MCP Server: A better way to connect AI assistants to data portals

Theo Bertol

Theo Bertol

Introduction

The world of AI assistants is rapidly evolving, but there's been a persistent challenge: how do we connect these powerful tools to the vast repositories of data that organizations maintain? Enter the Model Context Protocol (MCP) - Anthropic's groundbreaking open standard that's revolutionizing how AI systems interact with data sources.

What is the Model Context Protocol?

MCP to LLM Connection

Before diving into our MCP Data Portal implementation, let's understand what makes MCP so revolutionary. Announced by Anthropic in November 2024, the Model Context Protocol is quickly becoming the universal standard for connecting AI assistants to data systems.

The Problem MCP Solves

Traditional AI assistants are often overwhelmed by unnecessary, copy-pasted context (JSON, CSV, etc.). We end up pasting a lot of information before having a good conversation or solving the problem, burning a lot of tokens, and still not solving the problem because the signal is buried in noise.

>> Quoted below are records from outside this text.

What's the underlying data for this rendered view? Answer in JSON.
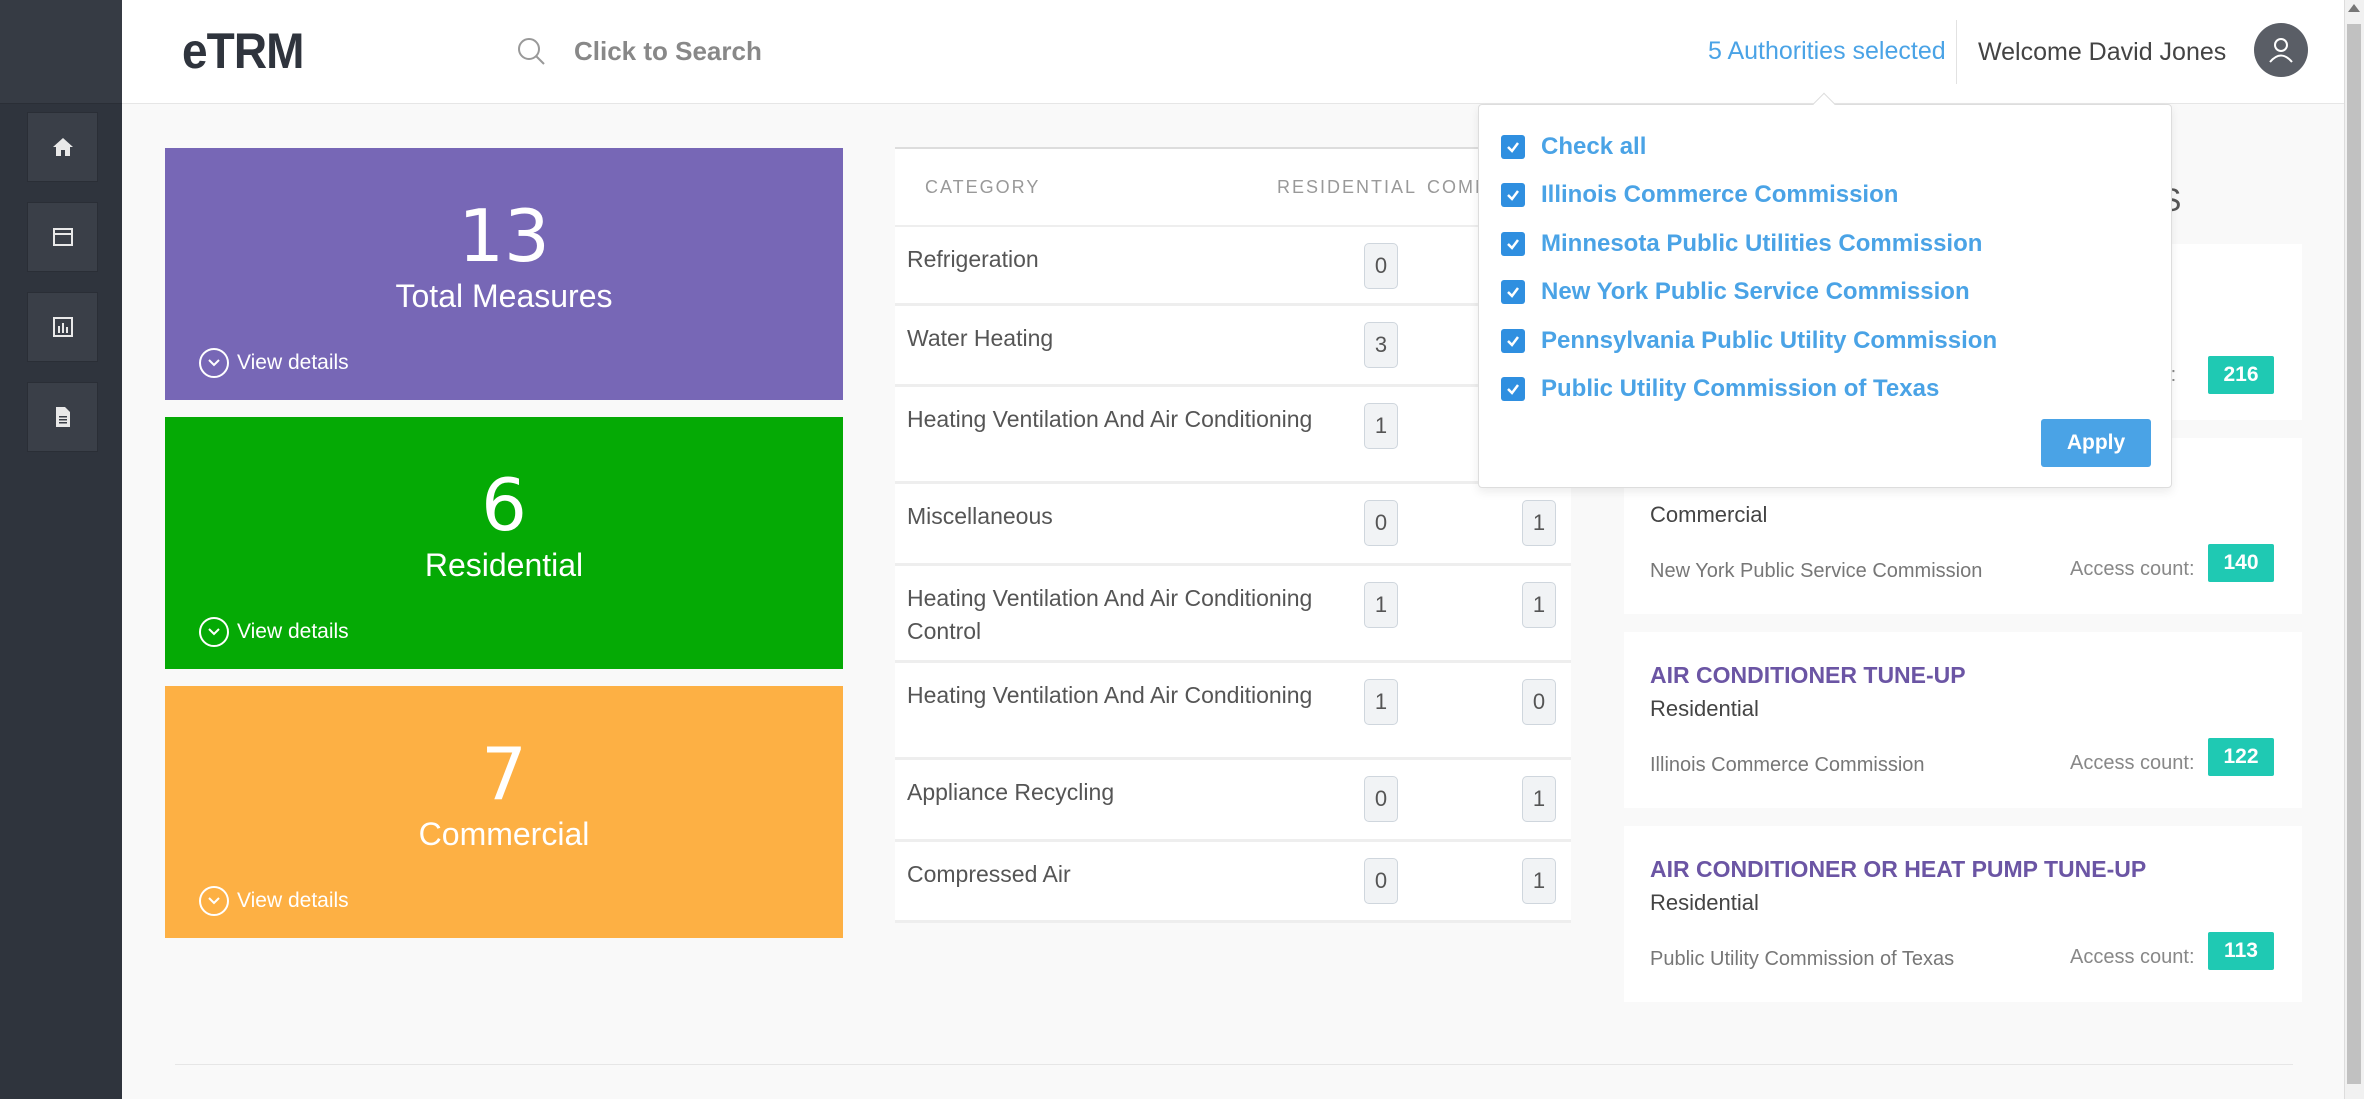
{
  "app": {
    "title": "eTRM"
  },
  "header": {
    "search_placeholder": "Click to Search",
    "authorities_selected": "5 Authorities selected",
    "welcome": "Welcome David Jones"
  },
  "sidebar": {
    "items": [
      {
        "icon": "home-icon"
      },
      {
        "icon": "window-icon"
      },
      {
        "icon": "chart-icon"
      },
      {
        "icon": "document-icon"
      }
    ]
  },
  "tiles": [
    {
      "value": "13",
      "label": "Total Measures",
      "details": "View details",
      "color": "#7767b6"
    },
    {
      "value": "6",
      "label": "Residential",
      "details": "View details",
      "color": "#05aa05"
    },
    {
      "value": "7",
      "label": "Commercial",
      "details": "View details",
      "color": "#fdb044"
    }
  ],
  "categories": {
    "headers": {
      "category": "CATEGORY",
      "residential": "RESIDENTIAL",
      "commercial": "COMM"
    },
    "rows": [
      {
        "name": "Refrigeration",
        "residential": "0",
        "commercial": ""
      },
      {
        "name": "Water Heating",
        "residential": "3",
        "commercial": ""
      },
      {
        "name": "Heating Ventilation And Air Conditioning",
        "residential": "1",
        "commercial": ""
      },
      {
        "name": "Miscellaneous",
        "residential": "0",
        "commercial": "1"
      },
      {
        "name": "Heating Ventilation And Air Conditioning Control",
        "residential": "1",
        "commercial": "1"
      },
      {
        "name": "Heating Ventilation And Air Conditioning",
        "residential": "1",
        "commercial": "0"
      },
      {
        "name": "Appliance Recycling",
        "residential": "0",
        "commercial": "1"
      },
      {
        "name": "Compressed Air",
        "residential": "0",
        "commercial": "1"
      }
    ]
  },
  "measures": {
    "title_fragment": "S",
    "access_label": "Access count:",
    "access_label_partial": "nt:",
    "items": [
      {
        "title": "",
        "type": "",
        "authority": "",
        "count": "216"
      },
      {
        "title": "",
        "type": "Commercial",
        "authority": "New York Public Service Commission",
        "count": "140"
      },
      {
        "title": "AIR CONDITIONER TUNE-UP",
        "type": "Residential",
        "authority": "Illinois Commerce Commission",
        "count": "122"
      },
      {
        "title": "AIR CONDITIONER OR HEAT PUMP TUNE-UP",
        "type": "Residential",
        "authority": "Public Utility Commission of Texas",
        "count": "113"
      }
    ]
  },
  "authority_dropdown": {
    "options": [
      {
        "label": "Check all",
        "checked": true
      },
      {
        "label": "Illinois Commerce Commission",
        "checked": true
      },
      {
        "label": "Minnesota Public Utilities Commission",
        "checked": true
      },
      {
        "label": "New York Public Service Commission",
        "checked": true
      },
      {
        "label": "Pennsylvania Public Utility Commission",
        "checked": true
      },
      {
        "label": "Public Utility Commission of Texas",
        "checked": true
      }
    ],
    "apply_label": "Apply"
  }
}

  • How can I make this conversation more straight to the point?
  • Why does my AI chat keep storing useless information?
  • When did I ask for this?
  • Where is this chat's context going?

All of these questions point to the core issue: managing context. How do we fix it?

The MCP Solution

MCP replaces these fragmented integrations with a single, open protocol. Think of it as the "USB standard" for AI-data connections - any MCP-compliant data source can serve context to any MCP-enabled AI client, and vice versa.

Think of it as simple: instead of copy/pasting, contextualizing, and rephrasing, an MCP server provides direct, permissioned access to the right sources (APIs, databases, datasets, connectors).

With an MCP server, the assistant knows which tools to call to answer your question. No more pasting 10,000-line CSVs.

Why Connect Data Portals to AI Assistants?

Imagine being able to:

  • Ask natural language questions about datasets: "Show me environmental datasets from 2020"
  • Get instant summaries of complex data without browsing through catalogs
  • Discover relationships between datasets across different organizations
  • Access metadata and resources through conversational interfaces
  • Integrate data discovery into your existing AI workflows

This is exactly what the MCP Server enables for data portals.

How It Works:

The MCP Server acts as a bridge between MCP-compatible AI clients and data portal APIs. Here's the flow:

  1. AI Assistant sends a request through MCP protocol
  2. MCP Server translates the request to data portal API calls
  3. Data Portal returns data and metadata
  4. Server processes and formats the response for the AI
  5. AI Assistant receives structured data to provide intelligent responses

Government Open Data

Government agencies can enable citizens and researchers to interact with public datasets using natural language. Instead of navigating complex data portals, users can simply ask: "What environmental data is available for my city?"

Research Institutions

Researchers can quickly discover relevant datasets across multiple repositories, understand data provenance, and identify potential collaborations through AI-powered data exploration.

Enterprise Data Discovery

Organizations can connect their internal data portals to AI assistants, enabling employees to find and understand corporate data assets without specialized knowledge of data catalogs.

Data Journalism

Journalists can rapidly identify story-relevant datasets, understand their context, and explore connections between different data sources through conversational interfaces.

The Future of AI-Powered Data Discovery

The MCP Server for data portals represents more than just a technical integration - it's a glimpse into the future of how we'll interact with data. As MCP becomes the standard protocol for AI-data connections, we're moving toward a world where:

  • Data discovery is conversational, not navigational
  • AI assistants understand context from your organization's data
  • Complex data relationships are explained in natural language
  • Data democratization happens through familiar AI interfaces

Conclusion

The Model Context Protocol is transforming how AI systems access and interact with data. The MCP Server for data portals makes this connection seamless, secure, and scalable.

By bridging data portals with AI assistants, we're not just enabling new technical capabilities - we're fundamentally changing how people discover, understand, and work with data. The barriers between human curiosity and data insights are dissolving, replaced by natural, conversational interfaces that make data accessible to everyone.